On appeal, the 9th Circuit held that each member of a class certified under Rule 23(b)(3) must establish Article III standing at the final judgment stage of a class action in order to recover monetary damages. Despite the fact that the majority of class members did not have their credit reports disseminated to third parties, the 9th Circuit found that the mere fact that the credit reports were available to potential creditors and employers upon request sufficed to show a "material risk of harm" to the concrete interests of all class members. In so ruling, the court confirmed that its holding was limited to the entry of a classwide damages judgment following a jury trial of class claims certified under Rule 23(b)(3)-and did not "alter the showing required at the class certification stage or other early stages of a case." In other words, the 9th Circuit implied that plaintiffs do not need to establish Article III standing for absent class members at the class certification stage.
In its petition for writ of certiorari, TransUnion pointed to federal appellate court rulings, including a string of published circuit court decisions, holding that a mere risk of dissemination of customer data retained in violation of a federal statute or the mere receipt of an allegedly deficient disclosure is insufficient to confer standing. TransUnion argued that aside from the 9th Circuit, "no other circuit would have allowed this class action to proceed given the absent members' lack of standing and the class representative's atypicality." Thus, according to TransUnion, the 9th Circuit's decision "eviscerated critical Article III, Rule 23, and due process constraints, thereby paving the way for one highly atypical plaintiff to recover massive damages on behalf of thousands of uninjured class members."
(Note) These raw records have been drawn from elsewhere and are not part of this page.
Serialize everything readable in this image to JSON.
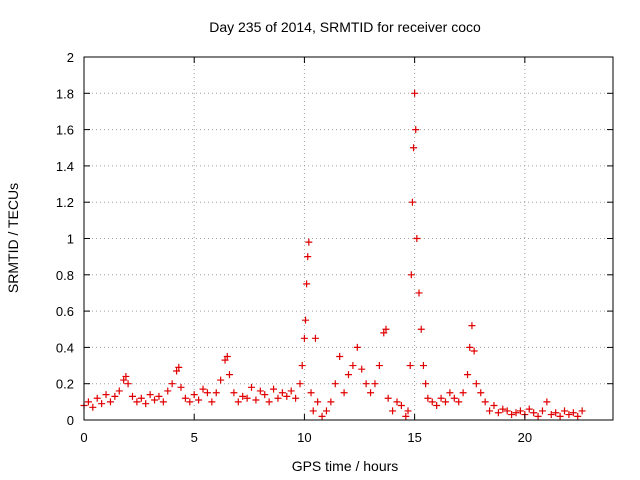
{
  "chart_data": {
    "type": "scatter",
    "title": "Day 235 of 2014, SRMTID for receiver coco",
    "xlabel": "GPS time / hours",
    "ylabel": "SRMTID / TECUs",
    "xlim": [
      0,
      24
    ],
    "ylim": [
      0,
      2
    ],
    "xticks": [
      0,
      5,
      10,
      15,
      20
    ],
    "yticks": [
      0,
      0.2,
      0.4,
      0.6,
      0.8,
      1,
      1.2,
      1.4,
      1.6,
      1.8,
      2
    ],
    "xtick_labels": [
      "0",
      "5",
      "10",
      "15",
      "20"
    ],
    "ytick_labels": [
      "0",
      "0.2",
      "0.4",
      "0.6",
      "0.8",
      "1",
      "1.2",
      "1.4",
      "1.6",
      "1.8",
      "2"
    ],
    "grid": true,
    "marker": "+",
    "color": "#e00000",
    "series": [
      {
        "name": "SRMTID",
        "x": [
          0.0,
          0.2,
          0.4,
          0.6,
          0.8,
          1.0,
          1.2,
          1.4,
          1.6,
          1.8,
          1.9,
          2.0,
          2.2,
          2.4,
          2.6,
          2.8,
          3.0,
          3.2,
          3.4,
          3.6,
          3.8,
          4.0,
          4.2,
          4.3,
          4.4,
          4.6,
          4.8,
          5.0,
          5.2,
          5.4,
          5.6,
          5.8,
          6.0,
          6.2,
          6.4,
          6.5,
          6.6,
          6.8,
          7.0,
          7.2,
          7.4,
          7.6,
          7.8,
          8.0,
          8.2,
          8.4,
          8.6,
          8.8,
          9.0,
          9.2,
          9.4,
          9.6,
          9.8,
          9.9,
          10.0,
          10.05,
          10.1,
          10.15,
          10.2,
          10.3,
          10.4,
          10.5,
          10.6,
          10.8,
          11.0,
          11.2,
          11.4,
          11.6,
          11.8,
          12.0,
          12.2,
          12.4,
          12.6,
          12.8,
          13.0,
          13.2,
          13.4,
          13.6,
          13.7,
          13.8,
          14.0,
          14.2,
          14.4,
          14.6,
          14.7,
          14.8,
          14.85,
          14.9,
          14.95,
          15.0,
          15.05,
          15.1,
          15.2,
          15.3,
          15.4,
          15.5,
          15.6,
          15.8,
          16.0,
          16.2,
          16.4,
          16.6,
          16.8,
          17.0,
          17.2,
          17.4,
          17.5,
          17.6,
          17.7,
          17.8,
          18.0,
          18.2,
          18.4,
          18.6,
          18.8,
          19.0,
          19.2,
          19.4,
          19.6,
          19.8,
          20.0,
          20.2,
          20.4,
          20.6,
          20.8,
          21.0,
          21.2,
          21.4,
          21.6,
          21.8,
          22.0,
          22.2,
          22.4,
          22.6
        ],
        "y": [
          0.08,
          0.1,
          0.07,
          0.12,
          0.09,
          0.14,
          0.1,
          0.13,
          0.16,
          0.22,
          0.24,
          0.2,
          0.13,
          0.1,
          0.12,
          0.09,
          0.14,
          0.11,
          0.13,
          0.1,
          0.16,
          0.2,
          0.27,
          0.29,
          0.18,
          0.12,
          0.1,
          0.14,
          0.11,
          0.17,
          0.15,
          0.1,
          0.15,
          0.22,
          0.33,
          0.35,
          0.25,
          0.15,
          0.1,
          0.13,
          0.12,
          0.18,
          0.11,
          0.16,
          0.14,
          0.1,
          0.17,
          0.12,
          0.15,
          0.13,
          0.16,
          0.12,
          0.2,
          0.3,
          0.45,
          0.55,
          0.75,
          0.9,
          0.98,
          0.15,
          0.05,
          0.45,
          0.1,
          0.02,
          0.05,
          0.1,
          0.2,
          0.35,
          0.15,
          0.25,
          0.3,
          0.4,
          0.28,
          0.2,
          0.15,
          0.2,
          0.3,
          0.48,
          0.5,
          0.12,
          0.05,
          0.1,
          0.08,
          0.02,
          0.05,
          0.3,
          0.8,
          1.2,
          1.5,
          1.8,
          1.6,
          1.0,
          0.7,
          0.5,
          0.3,
          0.2,
          0.12,
          0.1,
          0.08,
          0.12,
          0.1,
          0.15,
          0.12,
          0.1,
          0.15,
          0.25,
          0.4,
          0.52,
          0.38,
          0.2,
          0.15,
          0.1,
          0.05,
          0.08,
          0.04,
          0.06,
          0.05,
          0.03,
          0.04,
          0.05,
          0.03,
          0.06,
          0.04,
          0.02,
          0.05,
          0.1,
          0.03,
          0.04,
          0.02,
          0.05,
          0.03,
          0.04,
          0.02,
          0.05
        ]
      }
    ]
  }
}
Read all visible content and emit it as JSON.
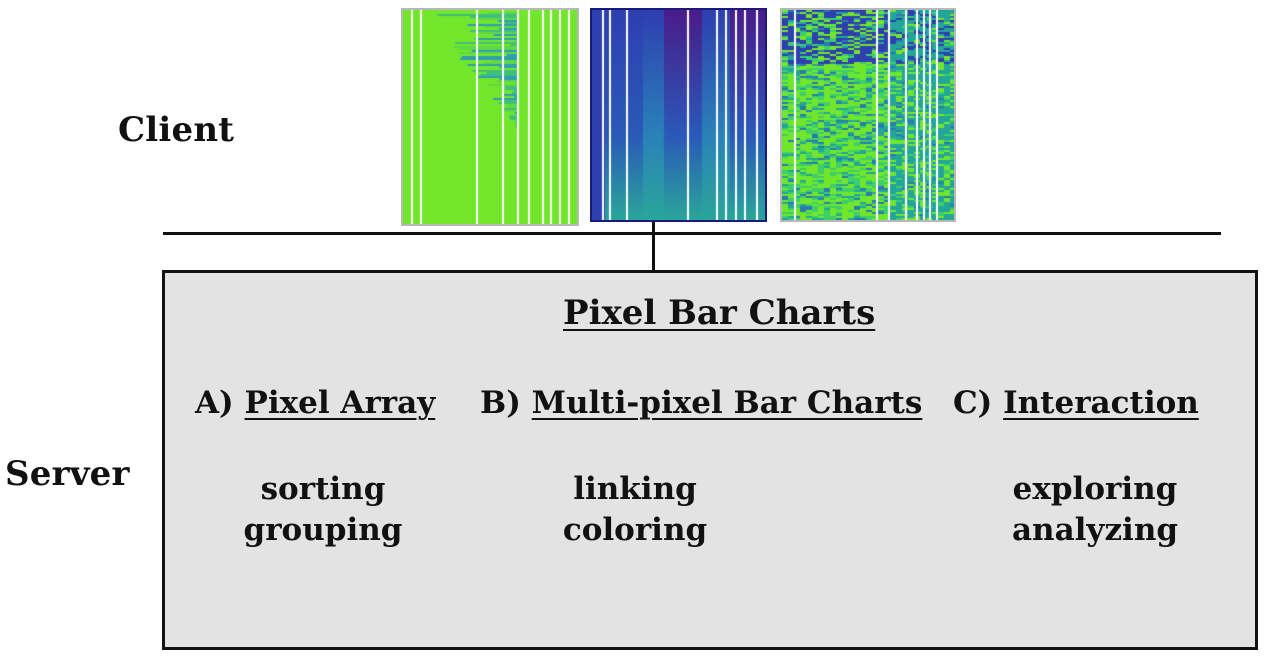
{
  "client_label": "Client",
  "server_label": "Server",
  "thumbnails": [
    {
      "name": "pixel-array-thumbnail",
      "palette": [
        "#72e62a",
        "#5fd844",
        "#3fc07a",
        "#2f9fb0",
        "#2a6fc0"
      ],
      "border": "#b8b8b8"
    },
    {
      "name": "multi-pixel-bar-chart-thumbnail",
      "palette": [
        "#2e3fb0",
        "#2a5ab8",
        "#2a82b8",
        "#2aa69a",
        "#4a1c8a"
      ],
      "border": "#1a1a7a"
    },
    {
      "name": "interaction-thumbnail",
      "palette": [
        "#72e62a",
        "#3ccf6a",
        "#22a69a",
        "#2a7ab0",
        "#2e3fb0"
      ],
      "border": "#b8b8b8"
    }
  ],
  "server": {
    "title": "Pixel Bar Charts",
    "sections": [
      {
        "prefix": "A)",
        "heading": "Pixel Array",
        "items": [
          "sorting",
          "grouping"
        ]
      },
      {
        "prefix": "B)",
        "heading": "Multi-pixel Bar Charts",
        "items": [
          "linking",
          "coloring"
        ]
      },
      {
        "prefix": "C)",
        "heading": "Interaction",
        "items": [
          "exploring",
          "analyzing"
        ]
      }
    ]
  }
}
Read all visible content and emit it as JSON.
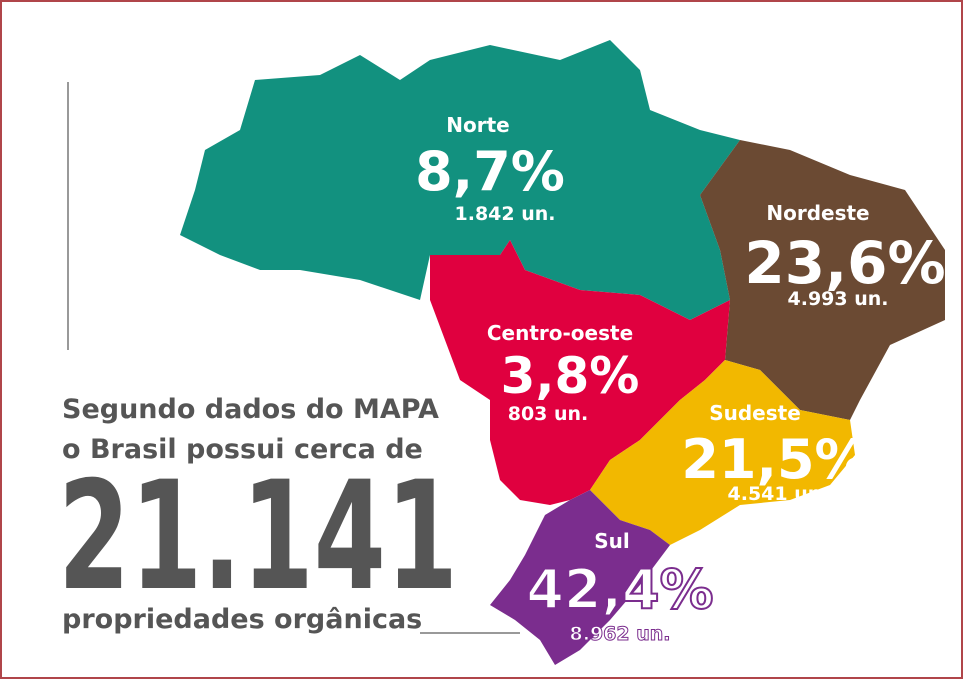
{
  "intro": {
    "line1": "Segundo dados do MAPA",
    "line2": "o Brasil possui cerca de",
    "total": "21.141",
    "caption": "propriedades orgânicas"
  },
  "regions": [
    {
      "name": "Norte",
      "percent": "8,7%",
      "units": "1.842 un."
    },
    {
      "name": "Nordeste",
      "percent": "23,6%",
      "units": "4.993 un."
    },
    {
      "name": "Centro-oeste",
      "percent": "3,8%",
      "units": "803 un."
    },
    {
      "name": "Sudeste",
      "percent": "21,5%",
      "units": "4.541 un."
    },
    {
      "name": "Sul",
      "percent": "42,4%",
      "units": "8.962 un."
    }
  ]
}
The Supreme Court has granted certiorari on the issue of "whether either Article III or Rule 23 permits a damages class action when the vast majority of the class suffered no actual injury, let alone an injury anything like what the class representative suffer." It is not yet clear whether the Court will both address Article III standing of absent class members and clarify when those standing requirements must be evaluated during the course of a class action. Although the Supreme Court has previously scrutinized class action plaintiffs invoking the FCRA based on intangible harms (see Spokeo, Inc. v. Robins, 136 S. Ct. 1540 (2016)), some district courts have failed to address the standing inquiry as to absent class members until the final judgment stage. In light of the prolific use of the class action device to leverage the risk of aggregate statutory damages despite actual injury to class members, Supreme Court guidance on both issues is welcome and needed. We will continue to provide updates on the case as it proceeds before the Supreme Court.